In the first ruling related to the case, in which 10 people were indicted, the Tokyo District Court sentenced Masami Haketa, 64, and Koko Akiba, 75, to four years in prison each and Yoshihiro Tokoyoda, 68, to a term of four years and six months. All of them had pleaded guilty.
Among the other seven members of the suspected land scam group, Misao Kaminsukasu, 59, is believed to have been the mastermind. His trial has not yet begun.
“It was an extremely evil and highly organized crime, in which many members played a role,” presiding Judge Toshikazu Ishida said when handing down the rulings Wednesday.
Ishida also said he “cannot overlook” the fact that the criminal group’s use of falsified documents damaged confidence in the real estate registration system.
According to the ruling, the three colluded to swindle the major Japanese home builder out of about ¥5.5 billion ($51 million) in a deal to sell a 2,000-square-meter plot of land in a highly sought after location in Shinagawa Ward, Tokyo, between March and June in 2017.
Haketa impersonated the female owner of the land by using a fake passport, while Akiba and Tokoyoda recruited Haketa and coached her on how to act like the landowner.
The land, located near Gotanda Station, was the site of a now-closed inn. The real owner was hospitalized in February 2017 and died in June that year, according to police.

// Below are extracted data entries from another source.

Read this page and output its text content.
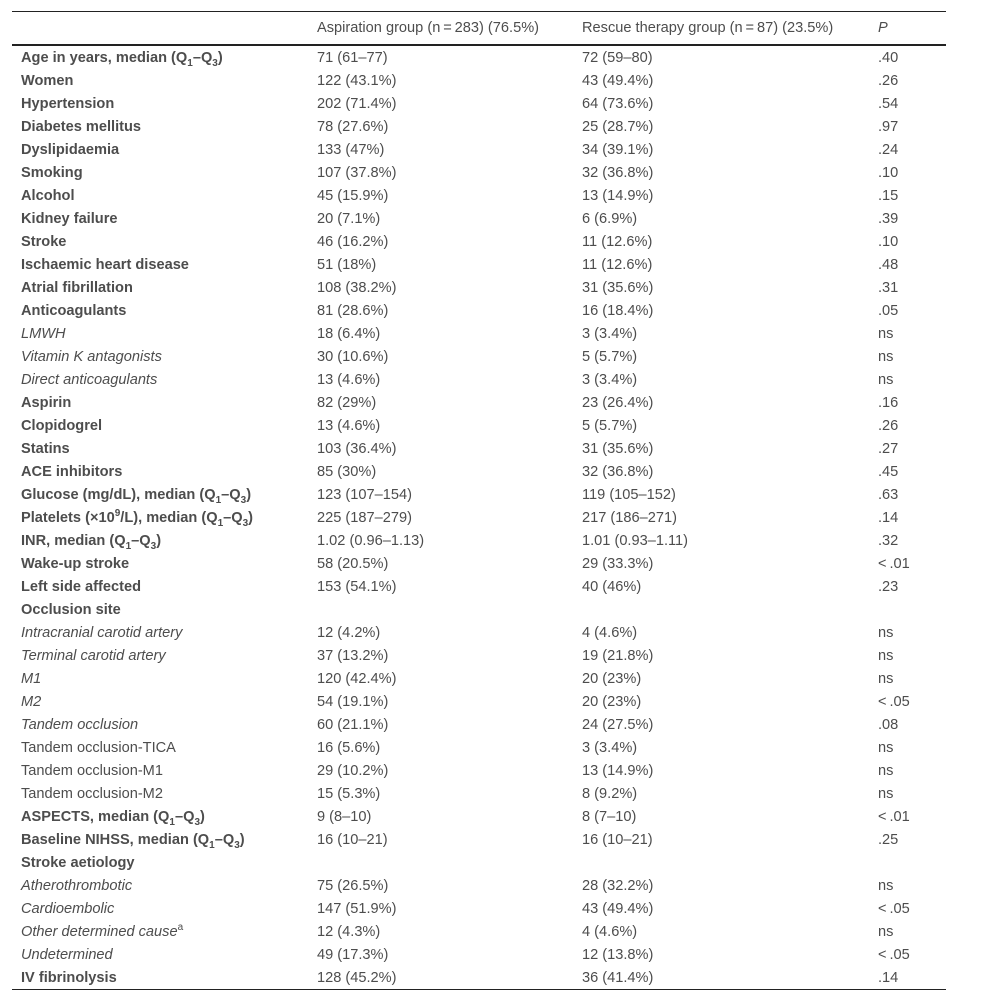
	Aspiration group (n = 283) (76.5%)	Rescue therapy group (n = 87) (23.5%)	P
Age in years, median $(Q_1-Q_3)$	71 (61–77)	72 (59–80)	.40
Women	122 (43.1%)	43 (49.4%)	.26
Hypertension	202 (71.4%)	64 (73.6%)	.54
Diabetes mellitus	78 (27.6%)	25 (28.7%)	.97
Dyslipidaemia	133 (47%)	34 (39.1%)	.24
Smoking	107 (37.8%)	32 (36.8%)	.10
Alcohol	45 (15.9%)	13 (14.9%)	.15
Kidney failure	20 (7.1%)	6 (6.9%)	.39
Stroke	46 (16.2%)	11 (12.6%)	.10
Ischaemic heart disease	51 (18%)	11 (12.6%)	.48
Atrial fibrillation	108 (38.2%)	31 (35.6%)	.31
Anticoagulants	81 (28.6%)	16 (18.4%)	.05
LMWH	18 (6.4%)	3 (3.4%)	ns
Vitamin K antagonists	30 (10.6%)	5 (5.7%)	ns
Direct anticoagulants	13 (4.6%)	3 (3.4%)	ns
Aspirin	82 (29%)	23 (26.4%)	.16
Clopidogrel	13 (4.6%)	5 (5.7%)	.26
Statins	103 (36.4%)	31 (35.6%)	.27
ACE inhibitors	85 (30%)	32 (36.8%)	.45
Glucose (mg/dL), median $(Q_1-Q_3)$	123 (107–154)	119 (105–152)	.63
Platelets $(\times 10^9/L)$, median $(Q_1-Q_3)$	225 (187–279)	217 (186–271)	.14
INR, median $(Q_1-Q_3)$	1.02 (0.96–1.13)	1.01 (0.93–1.11)	.32
Wake-up stroke	58 (20.5%)	29 (33.3%)	< .01
Left side affected	153 (54.1%)	40 (46%)	.23
Occlusion site			
Intracranial carotid artery	12 (4.2%)	4 (4.6%)	ns
Terminal carotid artery	37 (13.2%)	19 (21.8%)	ns
M1	120 (42.4%)	20 (23%)	ns
M2	54 (19.1%)	20 (23%)	< .05
Tandem occlusion	60 (21.1%)	24 (27.5%)	.08
Tandem occlusion-TICA	16 (5.6%)	3 (3.4%)	ns
Tandem occlusion-M1	29 (10.2%)	13 (14.9%)	ns
Tandem occlusion-M2	15 (5.3%)	8 (9.2%)	ns
ASPECTS, median $(Q_1-Q_3)$	9 (8–10)	8 (7–10)	< .01
Baseline NIHSS, median $(Q_1-Q_3)$	16 (10–21)	16 (10–21)	.25
Stroke aetiology			
Atherothrombotic	75 (26.5%)	28 (32.2%)	ns
Cardioembolic	147 (51.9%)	43 (49.4%)	< .05
Other determined cause$^a$	12 (4.3%)	4 (4.6%)	ns
Undetermined	49 (17.3%)	12 (13.8%)	< .05
IV fibrinolysis	128 (45.2%)	36 (41.4%)	.14
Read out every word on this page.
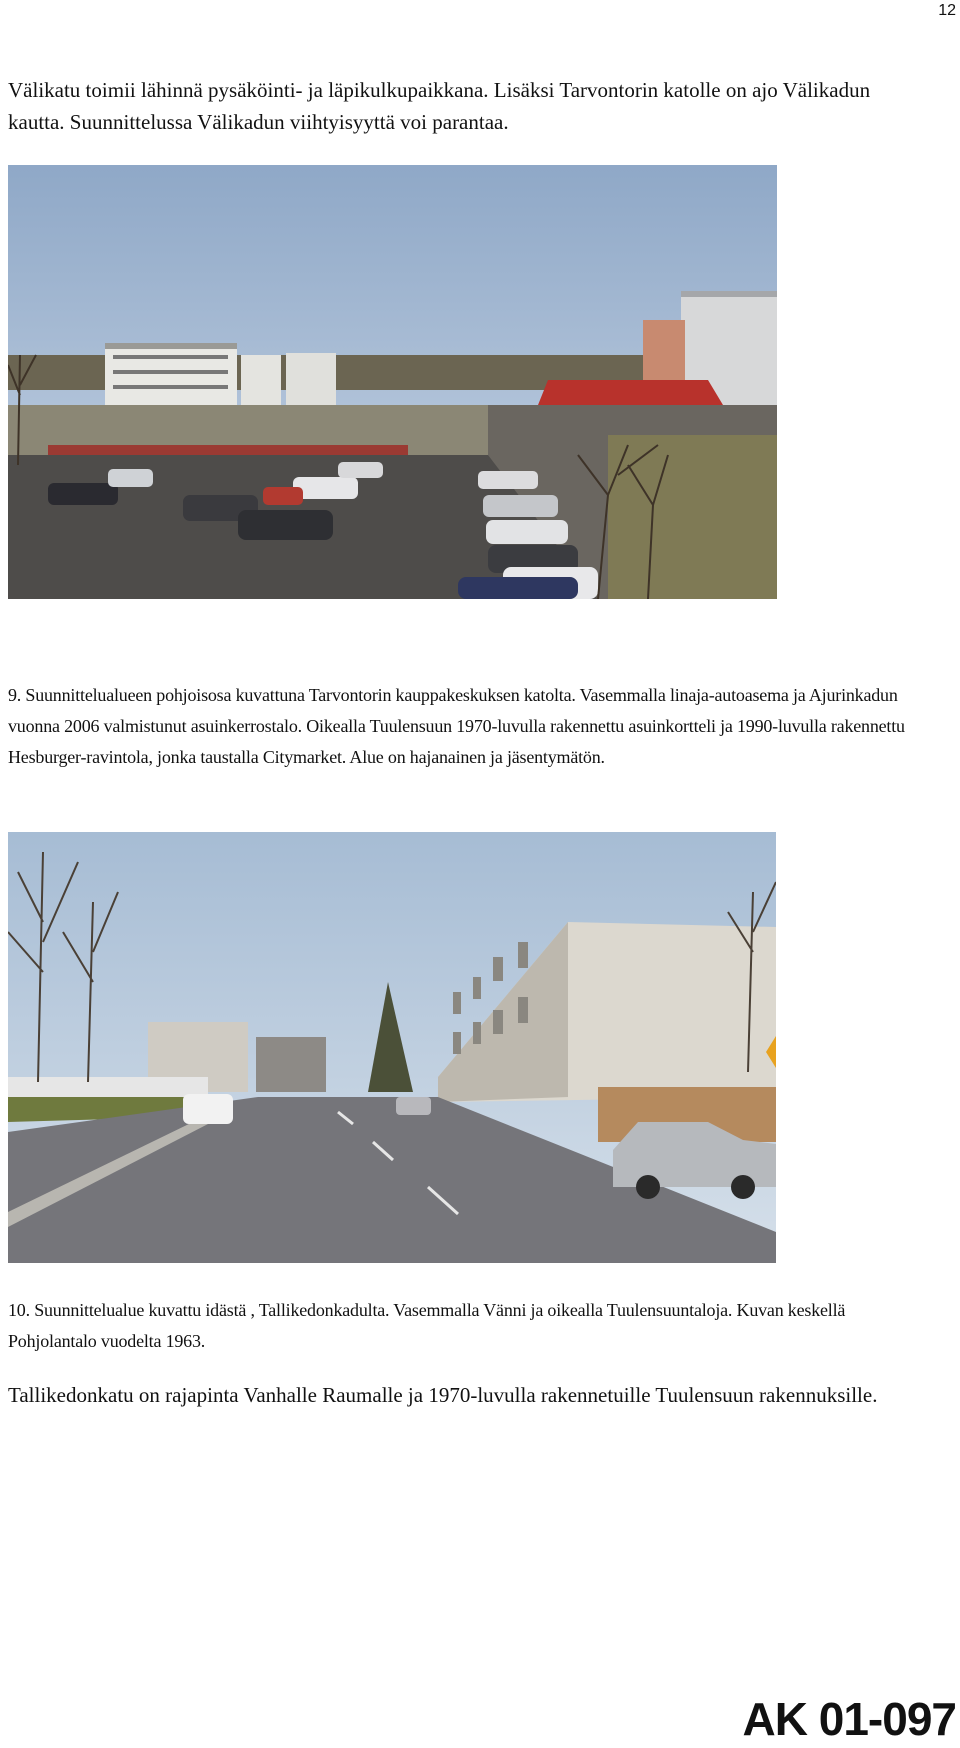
12

Välikatu toimii lähinnä pysäköinti- ja läpikulkupaikkana. Lisäksi Tarvontorin katolle on ajo Välikadun kautta. Suunnittelussa Välikadun viihtyisyyttä voi parantaa.

9. Suunnittelualueen pohjoisosa kuvattuna Tarvontorin kauppakeskuksen katolta. Vasemmalla linaja-autoasema ja Ajurinkadun vuonna 2006 valmistunut asuinkerrostalo. Oikealla Tuulensuun 1970-luvulla rakennettu asuinkortteli ja 1990-luvulla rakennettu Hesburger-ravintola, jonka taustalla Citymarket. Alue on hajanainen ja jäsentymätön.

10. Suunnittelualue kuvattu idästä , Tallikedonkadulta. Vasemmalla Vänni ja oikealla Tuulensuuntaloja. Kuvan keskellä Pohjolantalo vuodelta 1963.

Tallikedonkatu on rajapinta Vanhalle Raumalle ja 1970-luvulla rakennetuille Tuulensuun rakennuksille.

AK 01-097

After paying for the land plot, Sekisui House tried to change its ownership, but the company’s application was rejected by the Legal Affairs Bureau after the documents provided by the suspects were found to have been falsified.
The prosecutors had sought seven-year prison terms for Haketa and Akiba, and a five-year jail term for Tokoyoda.
During the trial the defense team for Haketa sought leniency, saying she “didn’t understand the whole picture and just followed what her accomplices told her.”
But Ishida rejected the defense, saying that Haketa had “played an essential role” by pretending to be the landowner, sitting at the negotiation table and showing the fake passport to a judicial scrivener and others.
Kaminsukasu was arrested in January after being detained in the Philippines, where he had fled a few days before other members of the group were detained last October. The prosecutors indicted him in March.